Disable caching entirely with --no-cache or SKILLPROBE_NO_CACHE=1. Bypass cache reads but keep writing fresh results with --force-refresh. Override the cache directory with --cache-dir /some/other/path for testing or isolation.
skillprobe run <test.yaml> runs test scenarios against a real coding tool.
| Flag | Default | Description |
|---|---|---|
--harness |
from YAML | claude-code or cursor |
--model |
from YAML | Model to use for the tool under test |
--parallel |
1 | Number of scenarios to run concurrently |
--timeout |
from YAML | Per-scenario timeout in seconds |
--max-cost |
none | Max USD spend per subprocess (Claude Code only; ignored on cursor with a warning) |
--no-cache |
false | Disable the local run cache entirely for this invocation |
--force-refresh |
false | Bypass cache reads but still write fresh results |
--cache-dir |
~/.cache/skillprobe/runs/ |
Override the cache directory |
--baseline |
false | Run each matrix pairing in solo / solo / combined baseline diff mode |
--regression-margin |
0.15 | Regression margin used by the baseline classifier |
--baseline-runs |
5 | Number of runs per configuration in baseline mode (use 10+ for meaningful results) |
skillprobe measure <test.yaml> runs each scenario N times and reports a per-assertion pass rate, 95 percent Wilson confidence interval, and a variance classification. Use this to pick min_pass_rate from data instead of guessing. Does not use the run cache.
| Flag | Default | Description |
|---|---|---|
--runs |
20 | Number of runs per scenario |
--harness |
from YAML | claude-code or cursor |
--model |
from YAML | Model to use |
--timeout |
from YAML | Per-prompt timeout in seconds |
--json |
false | Emit JSON instead of the human-readable report |
skillprobe activation <test.yaml> tests whether a skill loads for relevant prompts and stays quiet for irrelevant ones. Detects skill loading by checking for Skill tool calls in the CLI output rather than fuzzy matching response text.
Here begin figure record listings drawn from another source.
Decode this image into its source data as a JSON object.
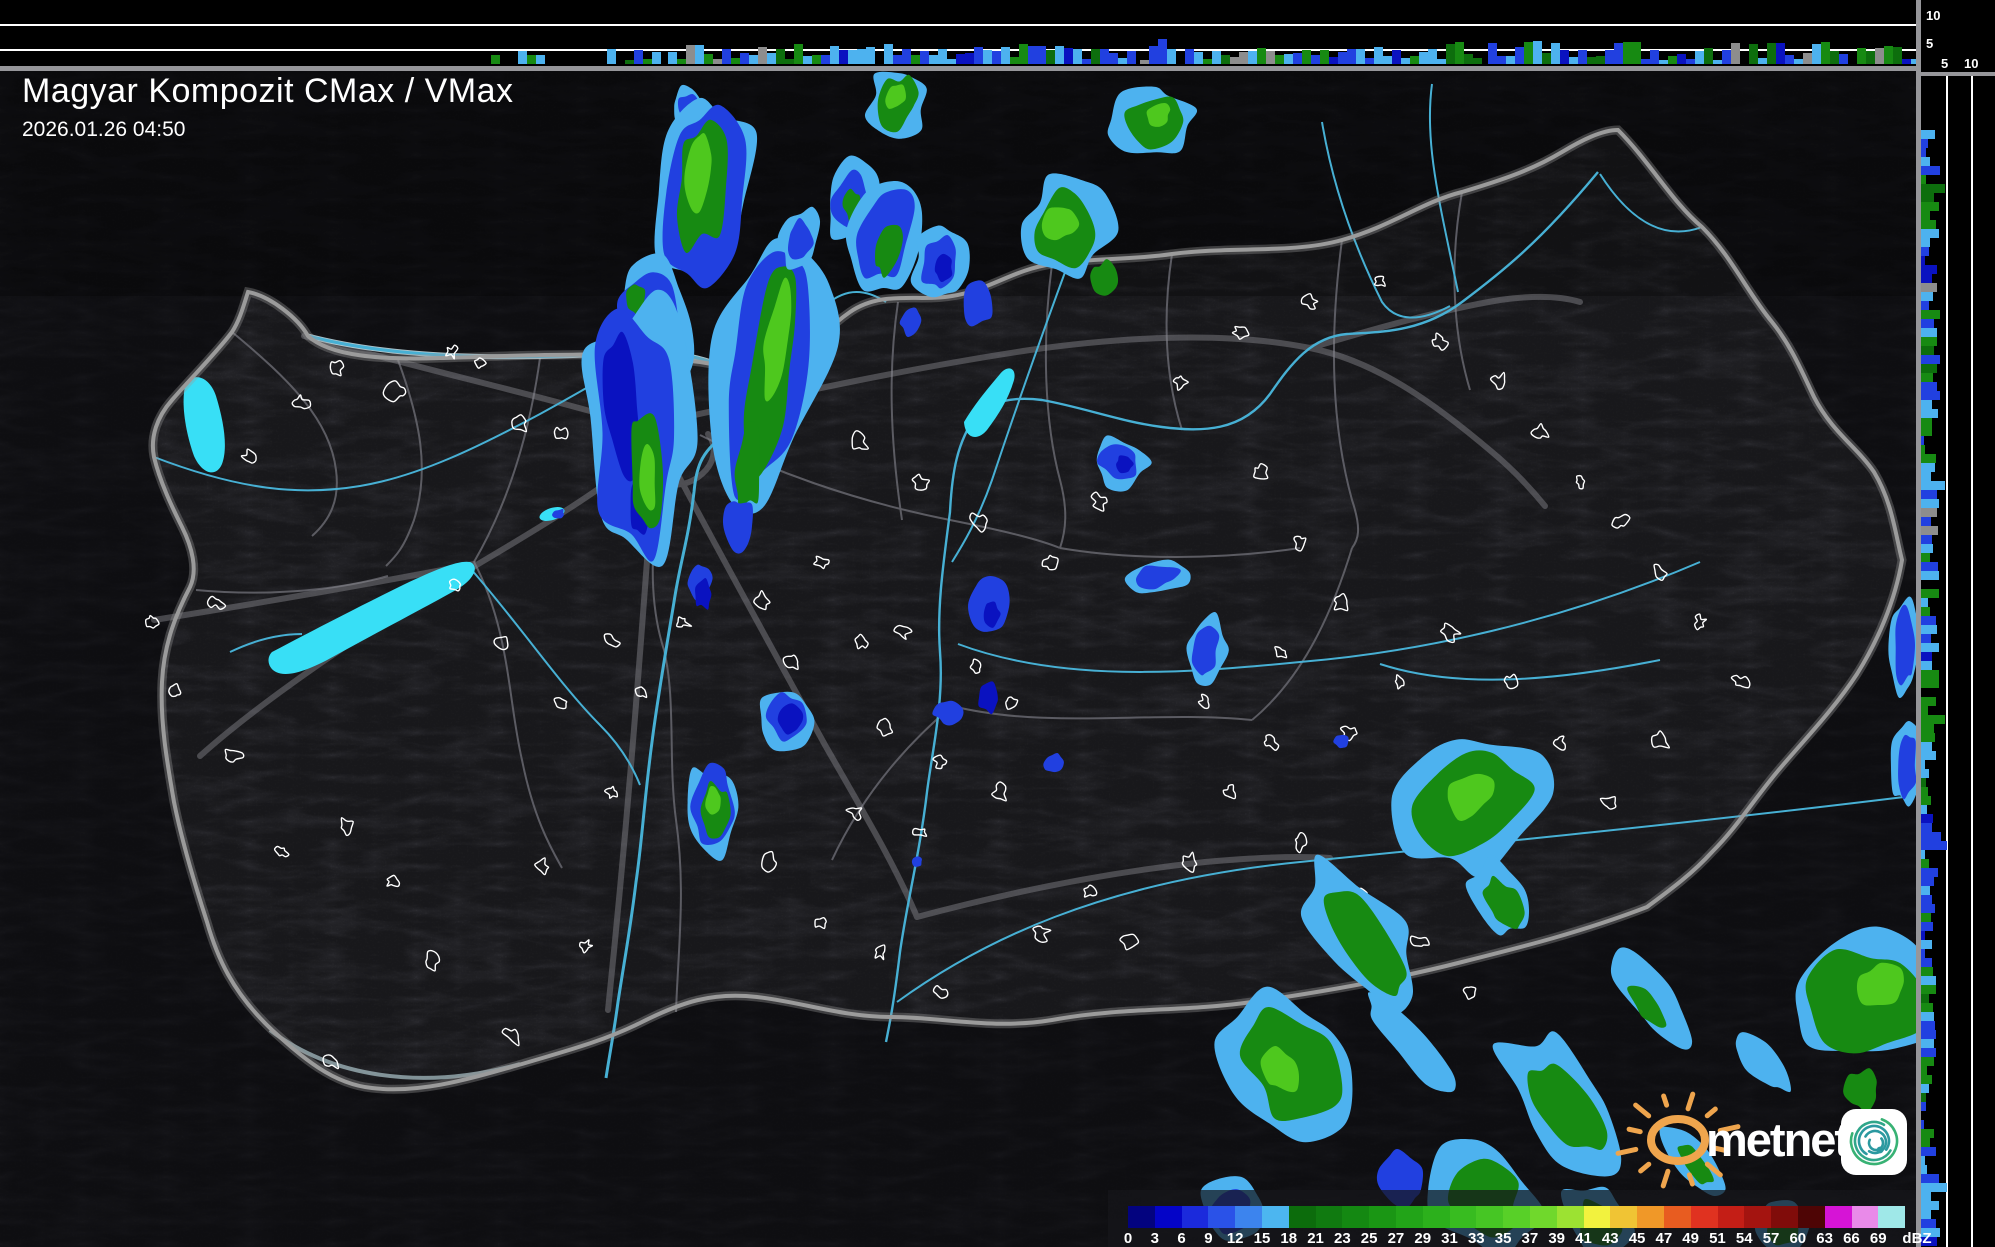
{
  "header": {
    "title": "Magyar Kompozit CMax / VMax",
    "timestamp": "2026.01.26 04:50"
  },
  "profiles": {
    "top_axis_labels": [
      "10",
      "5"
    ],
    "right_axis_labels": [
      "5",
      "10"
    ]
  },
  "scale": {
    "unit": "dBZ",
    "ticks": [
      "0",
      "3",
      "6",
      "9",
      "12",
      "15",
      "18",
      "21",
      "23",
      "25",
      "27",
      "29",
      "31",
      "33",
      "35",
      "37",
      "39",
      "41",
      "43",
      "45",
      "47",
      "49",
      "51",
      "54",
      "57",
      "60",
      "63",
      "66",
      "69"
    ],
    "colors": [
      "#03037f",
      "#0404c8",
      "#1b2adc",
      "#2a52e8",
      "#3c84ee",
      "#4cb6f0",
      "#0c6c0c",
      "#107a10",
      "#148812",
      "#1a9614",
      "#22a418",
      "#2cb01c",
      "#38bc20",
      "#46c624",
      "#58d028",
      "#70d82c",
      "#9ce232",
      "#f2f23e",
      "#f0c434",
      "#f09828",
      "#e85c20",
      "#e03220",
      "#c41e16",
      "#a41410",
      "#800c0a",
      "#4e0505",
      "#d614d6",
      "#e98ae9",
      "#9fe8e8"
    ]
  },
  "logo": {
    "brand": "metnet"
  },
  "colors": {
    "echo_lightblue": "#4db2ef",
    "echo_blue": "#2140e0",
    "echo_darkblue": "#0a12c0",
    "echo_green": "#178a12",
    "echo_brightgreen": "#4ec81e",
    "echo_darkgreen": "#0d6e0d",
    "clutter_gray": "#8d8d8d",
    "water": "#38dff6",
    "river": "#47b0d4",
    "border_gray": "#9b9b9b"
  }
}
| Flag | Default | Description |
|---|---|---|
--harness |
from YAML | claude-code or cursor |
--model |
from YAML | Model to use |
--timeout |
from YAML | Per-prompt timeout in seconds |
skillprobe works in CI for catching regressions when models update or skills change. The CI runner needs the target tool's CLI installed and authenticated.
name: skill-tests
on:
push:
paths: ["skills/**", "tests/**"]
schedule:
- cron: "0 6 * * 1"
jobs:
test:
runs-on: ubuntu-latest
steps:
- uses: actions/checkout@v4
- run: npm install -g @anthropic-ai/claude-code
- uses: astral-sh/setup-uv@v4
- run: uv tool install skillprobe
- run: skillprobe run tests/my-skill.yaml --harness claude-code
env:
ANTHROPIC_API_KEY: ${{ secrets.ANTHROPIC_API_KEY }}Scenario YAML files are executable content. Setup commands run with your full user permissions, and the harness launches the AI tool with --dangerously-skip-permissions (or --force for Cursor), giving it full filesystem access. The temporary workspace is the working directory for the subprocess, but the tool is not sandboxed to it and can read or modify files elsewhere on your system. Treat test YAML files like shell scripts and don't run YAML from untrusted sources. File path assertions (file_exists, file_contains) validate against workspace boundary escapes on the skillprobe side.
promptfoo tests prompts in isolation via direct API calls, outside the tool that will actually use them. skillprobe runs the real tool as a subprocess in a real workspace, testing the full stack: skill loading, tool use, file system interactions, multi-turn conversations. Works with subscriptions too since the tool under test handles its own auth.